Yomiuri Shimbun file photo
Toshiba Corp.’s headquarters in Minato Ward, Tokyo

Toshiba Corp. has paved the way for the company to go private after accepting a buyout offer from a domestic consortium led by Japan Industrial Partners Inc., but many challenges lie ahead, as the Japanese conglomerate grapples with growth strategies and uncertainty about whether foreign funds will agree to the tender offer.

When Toshiba’s board decided to accept the buyout offer on Thursday, there was relief among people involved with the struggling company.

“Going private should allow [the company] to reallocate management resources to investments for growth in the future,” a source close to Toshiba said.

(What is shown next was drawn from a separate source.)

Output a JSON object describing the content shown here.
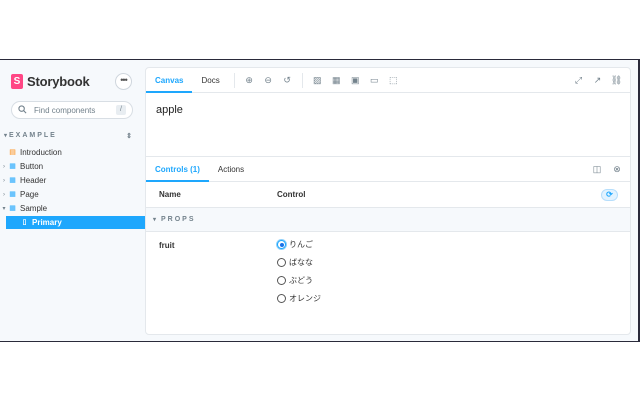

The buyout price was the main point of contention in negotiations over the JIP proposal, according to sources.

Toshiba’s special committee of outside directors includes people from foreign funds known as “activist shareholders.” If the foreign funds agree on the tender offer deal, it will clear the path for Toshiba to go private — a move that will reduce the influence of activist shareholders and allow greater management freedom for the company.

The takeover deal will require approval from more than two-thirds of the company’s shareholders. In light of this, it is crucial to ensure that a sufficient premium over Toshiba’s share price at the time of acquisition is offered.

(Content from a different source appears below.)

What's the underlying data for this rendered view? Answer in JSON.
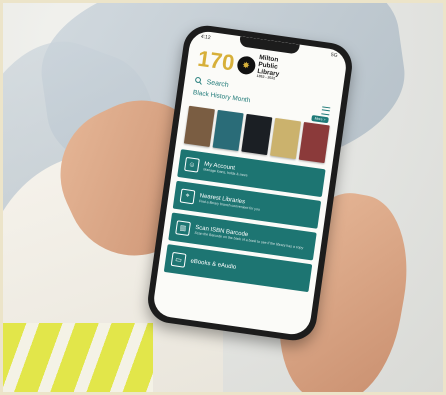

The company’s share price temporarily rose to ¥6,000 in June last year in anticipation of a buyout before receding, and it has been sluggish since then. Whether Toshiba can obtain approval from activist shareholders and others will be a focus of attention, with some in the JIP-led group expressing difficulty in raising the premium level.

The company said Thursday the tender offer price is ¥4,620 per share, 10% higher than the closing price on the same day.

Tangled negotiations

In April 2022, Toshiba publicly solicited management restructuring plans, including delisting. By the end of May, 10 groups had presented proposals, and the JIP-led consortium obtained preferential negotiation rights in October. After that, it took six months to reach a deal. To procure massive funding, the JIP proposal involved a group of banks and many companies that were considering investing. Coordination with the banking side subsequently ran into rough waters over loan conditions and other terms.

In the meantime, Toshiba was forced to cut its full-year earnings estimate twice for the fiscal year ending March 2023, partly due to a slump in demand for hard disk drives among data center customers.

The negotiations became tangled further after Goro Yanase, a former Toshiba vice president believed to have played a central role in the negotiations, was forced to resign in February over the inappropriate use of expenses.


Even if Toshiba successfully goes private, the company is expected to face a number of challenges. It will have to achieve growth to repay ¥1.4 trillion in loans from creditor banks, which have indicated they will dispatch financial personnel to oversee Toshiba’s management in the event of a successful takeover.

Toshiba also needs to rework its medium- to long-term business strategies. The digital data business was identified as a pillar of its earnings in its medium-term management plan released last year. The company has drawn up a strategy to make the sector account for about 20% of its operating profits by fiscal 2030. However, it will be no easy task to raise funding for the investment necessary to proceed with the plan, while paying off its massive debt.

“Toshiba is an important company for Japan,” said a senior official of one of the creditor banks. “We need to make sure the company repays its debts as we’ll all be taking a risk by extending loans.”